# 100gallon community tank



## verypointyteeth (Feb 15, 2005)

click me

the inhabitants of this 100g tank is a 10 inch tiger oscar, 9inch and 4inch indo tiger, 7inch siamese tiger, 5inch flagtail phoeniz and 6 clown loaches of different sizes..







what do you guys think?


----------



## freakgasolinefightaccident (Jan 3, 2005)

Very cool video, I like your tank.

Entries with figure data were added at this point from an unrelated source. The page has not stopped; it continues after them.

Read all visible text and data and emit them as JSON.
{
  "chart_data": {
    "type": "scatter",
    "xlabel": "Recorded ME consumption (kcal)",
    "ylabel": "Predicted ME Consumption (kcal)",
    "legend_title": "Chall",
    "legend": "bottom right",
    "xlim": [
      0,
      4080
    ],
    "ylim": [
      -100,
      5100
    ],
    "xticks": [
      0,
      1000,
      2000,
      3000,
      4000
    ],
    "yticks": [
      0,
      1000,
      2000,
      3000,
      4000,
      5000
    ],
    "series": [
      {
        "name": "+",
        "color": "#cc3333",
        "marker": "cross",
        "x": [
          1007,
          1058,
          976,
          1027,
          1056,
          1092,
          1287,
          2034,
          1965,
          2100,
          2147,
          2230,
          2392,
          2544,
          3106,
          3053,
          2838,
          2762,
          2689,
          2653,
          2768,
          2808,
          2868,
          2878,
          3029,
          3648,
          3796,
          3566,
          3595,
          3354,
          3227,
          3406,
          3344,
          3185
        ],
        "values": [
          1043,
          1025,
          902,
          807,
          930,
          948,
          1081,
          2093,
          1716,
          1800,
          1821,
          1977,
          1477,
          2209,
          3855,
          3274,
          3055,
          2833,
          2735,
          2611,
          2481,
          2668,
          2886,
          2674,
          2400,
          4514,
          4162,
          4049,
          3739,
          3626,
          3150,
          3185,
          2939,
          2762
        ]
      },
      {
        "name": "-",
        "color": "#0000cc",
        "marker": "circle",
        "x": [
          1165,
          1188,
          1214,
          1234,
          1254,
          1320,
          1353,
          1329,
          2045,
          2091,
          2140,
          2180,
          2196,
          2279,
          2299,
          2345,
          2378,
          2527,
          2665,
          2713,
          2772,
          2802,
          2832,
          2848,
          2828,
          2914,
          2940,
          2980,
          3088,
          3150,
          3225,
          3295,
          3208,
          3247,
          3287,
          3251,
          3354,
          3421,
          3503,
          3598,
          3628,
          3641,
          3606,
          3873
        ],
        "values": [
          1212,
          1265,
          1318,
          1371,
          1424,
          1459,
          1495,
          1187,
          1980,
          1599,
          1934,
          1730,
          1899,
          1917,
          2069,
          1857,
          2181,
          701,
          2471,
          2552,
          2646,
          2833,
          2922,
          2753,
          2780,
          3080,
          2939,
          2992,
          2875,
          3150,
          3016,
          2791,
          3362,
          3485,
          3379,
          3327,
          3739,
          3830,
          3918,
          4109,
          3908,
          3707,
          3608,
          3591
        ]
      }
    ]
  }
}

That oscar looks great,especially for his size


----------



## oscared15 (Feb 3, 2006)

that's a big oscar


----------



## The Predator (Sep 28, 2005)

i didnt know dats and oscars are compatible nice fish with the red stripes


----------



## Guest (Mar 24, 2006)

Are you playing Tetris NES?

Anyways, nice O! Those Flagtails are better neat also, like a Tinfoil on crack.


----------



## Ægir (Jan 21, 2006)

nice oscars man... whats that noise in the background do you have a pacman game in there?


----------



## verypointyteeth (Feb 15, 2005)

ding ding ding, correct thats Pacman in the background and its installed on my pc









the fish with the stripes is a flagtail, very nice colors on him but he sh*ts a lot! 
the clown loaches i have in there were already sleepi[ng when i took that video, id shoot again when i feed the dats whole shrimp, i love it when they like vacuum the shrimp out of my fingers


----------